Reunião discute reconhecimento nacional da linguiça artesanal bragantina

Publicado em: 16/07/2018

A indicação geográfica da linguiça de Bragança Paulista é parte fundamental do processo de reconhecimento.

A Prefeitura da Estância de Bragança Paulista promoveu, por meio da Secretaria Municipal de Desenvolvimento dos Agronegócios, uma reunião com produtores de linguiças artesanais e seus derivados da região bragantina na última quinta-feira (12/07) com o objetivo de fomentar a estruturação da indicação geográfica (IG) do produto, subsidiando o projeto que visa tornar a cidade a Capital Nacional da Linguiça, conforme proposto no Projeto de Lei nº 9465/2018, que tramita na Câmara dos Deputados. 

Segundo informações do portal do Ministério da Agricultura, Pecuária e Abastecimento, o registro de Indicação Geográfica (IG) é conferido a produtos ou serviços que são característicos do seu local de origem, o que lhes atribui reputação, valor intrínseco e identidade própria, além de os distinguir em relação aos seus similares disponíveis no mercado. A IG se constitui em um direito de propriedade intelectual autônomo, a exemplo de uma patente ou de uma marca. Este direito é reconhecido nacional e internacionalmente. No caso, com a conclusão dos trabalhos, a linguiça artesanal de Bragança teria esse selo distintivo, composto por um nome geográfico e protegido por lei.

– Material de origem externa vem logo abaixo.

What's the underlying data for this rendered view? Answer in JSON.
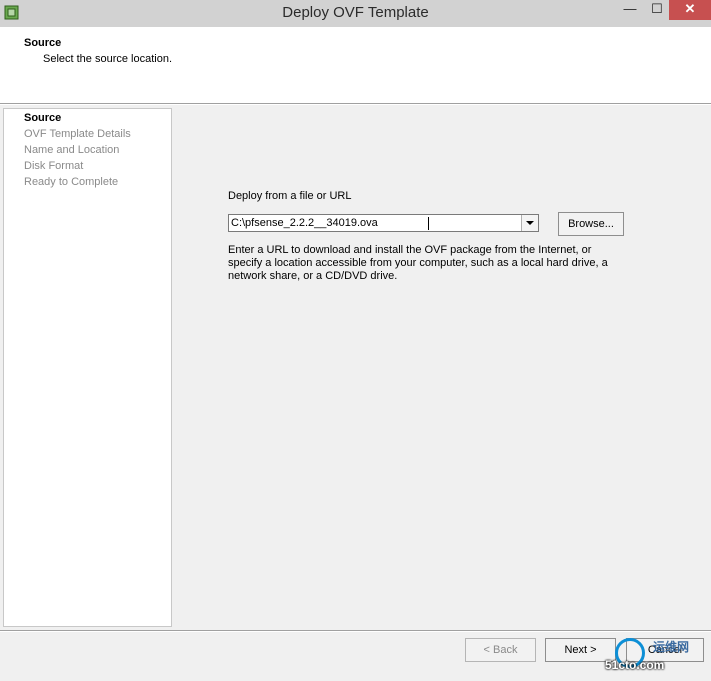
{
  "window": {
    "title": "Deploy OVF Template",
    "minimize": "—",
    "maximize": "☐",
    "close": "✕"
  },
  "header": {
    "title": "Source",
    "subtitle": "Select the source location."
  },
  "steps": [
    {
      "label": "Source",
      "active": true
    },
    {
      "label": "OVF Template Details",
      "active": false
    },
    {
      "label": "Name and Location",
      "active": false
    },
    {
      "label": "Disk Format",
      "active": false
    },
    {
      "label": "Ready to Complete",
      "active": false
    }
  ],
  "main": {
    "deploy_label": "Deploy from a file or URL",
    "source_value": "C:\\pfsense_2.2.2__34019.ova",
    "browse_label": "Browse...",
    "help_text": "Enter a URL to download and install the OVF package from the Internet, or specify a location accessible from your computer, such as a local hard drive, a network share, or a CD/DVD drive."
  },
  "footer": {
    "back_label": "< Back",
    "next_label": "Next >",
    "cancel_label": "Cancel"
  },
  "watermark": {
    "top": "运维网",
    "bottom": "51cto.com"
  },
  "colors": {
    "titlebar": "#d2d2d2",
    "close": "#c75050",
    "panel": "#f0f0f0",
    "disabled_text": "#8a8a8a"
  }
}
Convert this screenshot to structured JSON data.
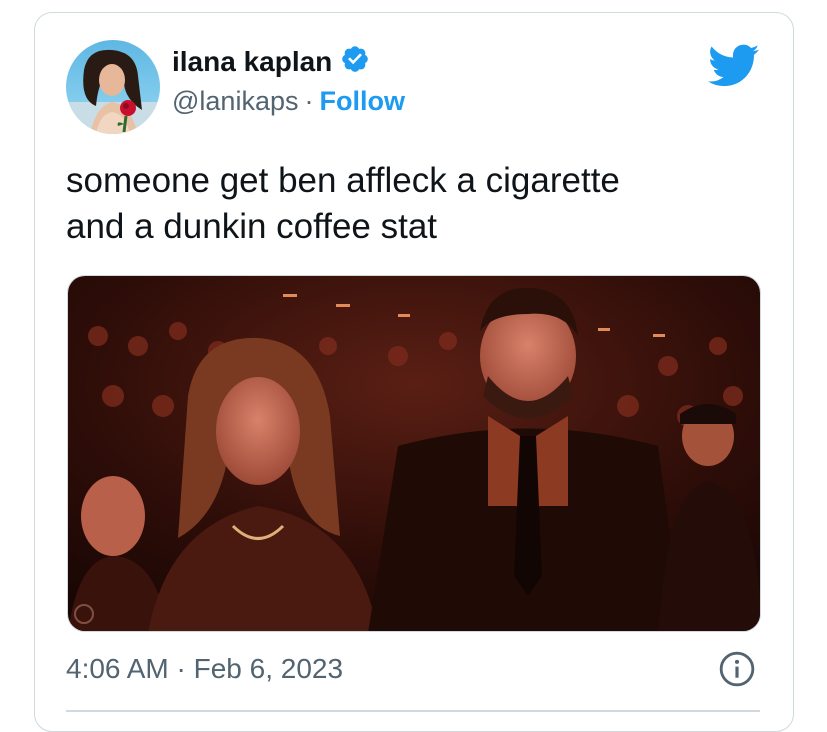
{
  "tweet": {
    "author": {
      "display_name": "ilana kaplan",
      "handle": "@lanikaps",
      "separator": "·",
      "follow_label": "Follow",
      "verified": true
    },
    "text_lines": [
      "someone get ben affleck a cigarette",
      "and a dunkin coffee stat"
    ],
    "timestamp": "4:06 AM · Feb 6, 2023",
    "icons": {
      "brand": "twitter-bird-icon",
      "verified": "verified-badge-icon",
      "info": "info-icon"
    },
    "colors": {
      "accent": "#1d9bf0",
      "text": "#0f1419",
      "secondary": "#536471",
      "border": "#cfd9de"
    }
  }
}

O Engenheiro Agrônomo e Auditor-fiscal Federal Agropecuário, Francisco José Mitidieri, foi convidado para participar da reunião e esclarecer o assunto aos produtores e à Administração Municipal. Segundo informou o auditor, a “IG” (Indicação Geográfica) está prevista na Lei de Propriedade Industrial, de 1996, e é utilizada para identificar a origem de produtos ou serviços quando o local tenha se tornado conhecido ou quando determinada característica ou qualidade do produto ou serviço se deve a sua origem. No Brasil, ela tem duas modalidades: Denominação de Origem (DO) e Indicação de Procedência (IP).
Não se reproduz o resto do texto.